El azar quiso que yo llegara a "El caballero" actual sin haberme repuesto aún de la visión horrible, en el Palazzo Bianco de Génova, de un Van Dick remendado por la mano de un bárbaro de gusto neocubista. Quiero decir con ello que no me las prometía demasiado felices. Pues bien, he de apresurarme a aclarar que salí muy complacido del careo. No soy historiador de arte, ni podría aducir los argumentos técnicos que le sobran a Pérez Sánchez. Pero me ocurrió algo que, desde el punto de vista del gustador, es definitivo: el cuadro se me antojó más complejo, más congruente y más creíble que antes. Volví la vista, o mejor, la imaginación, a "El caballero" antecedente, y tuve la sensación de haber dejado a mis espaldas una falsificación moderna. Para entendernos, un producto del Equipo Crónica, un Equipo Crónica injertado de Casado del Alisal.

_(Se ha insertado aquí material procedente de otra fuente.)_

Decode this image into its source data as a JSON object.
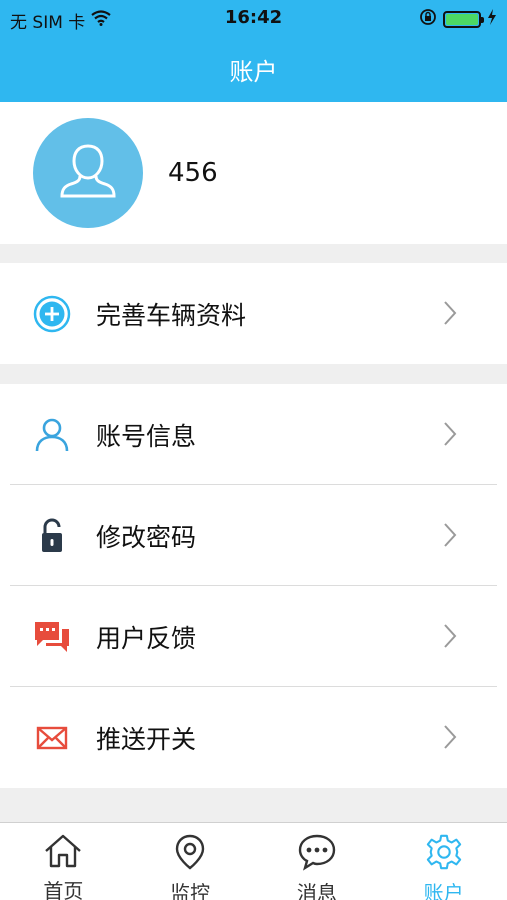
{
  "status_bar": {
    "carrier": "无 SIM 卡",
    "time": "16:42"
  },
  "nav": {
    "title": "账户"
  },
  "profile": {
    "username": "456"
  },
  "menu_primary": [
    {
      "label": "完善车辆资料",
      "icon": "add-circle-icon"
    }
  ],
  "menu_secondary": [
    {
      "label": "账号信息",
      "icon": "person-icon"
    },
    {
      "label": "修改密码",
      "icon": "lock-icon"
    },
    {
      "label": "用户反馈",
      "icon": "chat-bubbles-icon"
    },
    {
      "label": "推送开关",
      "icon": "envelope-icon"
    }
  ],
  "tabs": [
    {
      "label": "首页",
      "icon": "home-icon",
      "active": false
    },
    {
      "label": "监控",
      "icon": "location-pin-icon",
      "active": false
    },
    {
      "label": "消息",
      "icon": "message-icon",
      "active": false
    },
    {
      "label": "账户",
      "icon": "gear-icon",
      "active": true
    }
  ],
  "colors": {
    "accent": "#2fb7f0",
    "avatar_bg": "#62bfe8",
    "battery": "#4cd964",
    "red_icon": "#e74c3c"
  }
}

¿Asunto concluido? No. Según se desprende del artículo de Pérez Sánchez, el restaurador reposa sobre su golpe de ojo, o el golpe de ojo de quien le asesora. Significa esto que no basta, para redondear la faena, con limpiar el lienzo de aderezos extraños, o de las capas y barnices y ringorrangos surgidos en la pieza por un proceso espurio de superfetación. Es necesario también, en determinado instante, hacer una apuesta, o lo que es lo mismo, poner en marcha la fantasía e intentar representarse el cuadro como si fuera éste un recién nacido, y nosotros, la madre que lo parió. Y es aquí, justo aquí, donde resulta fácil meterse en camisa de once varas. ¿Por qué? Porque no saldremos con bien del empeño sin una aprehensión integral del pasado. Sin una intimidad con lo pretérito tan consumada, tan perfecta, que quepa sostener, plausiblemente, que ha desaparecido el tiempo, y que nuestros ojos no son ya nuestros ojos, sino los ojos de alguien que andaba por ahí cuando el cuadro se pintó.
Y lo último es concebible en teoría, aunque no tanto en la práctica. Persisten las disputas entre los expertos, que es como decir que las madres difieren sobre la naturaleza del hijo. Aún recuerdo la crítica feroz de Charles Hope a la restauración de la Capilla Sixtina. Afirmaba Hope que la valentía de color descubierta tras limpiar el fresco sólo podía parecer convincente a una generación crecida al contacto de las películas de Disney. Hope exageraba, pero su exageración contenía un elemento de verdad: nuestra visión nunca es inocente. El historiador acciona la moviola hacia atrás, pero no logra desprenderse por entero de los estímulos y secretas operaciones del presente. Lo que, luego de remontar las aguas río arriba, se le antoja limpio de polvo y paja y exento de tergiversaciones será percibido por las generaciones venideras como una interpretación más, sujeta al gusto de época. Estoy persuadido de que existen disparates que no se volverán a cometer. Considero ingenuo, sin embargo, declarar que los avances de la ciencia nos han colocado al abrigo del error, incluso del error serio. Las restauraciones, en fin, no son sólo recuperaciones. En alguna medida, por definición imponderable, participan también del carácter de las invenciones.
Pese a todo, no hay más remedio que restaurar, o, cuando menos, limpiar. Primero, las obras se deterioran. Segundo, cabe siempre suprimir añadidos groseros. Dadas las circunstancias, sigo celebrando este nuevo -ahora menos nuevo, afortunadamente- "El caballero de la mano en el pecho".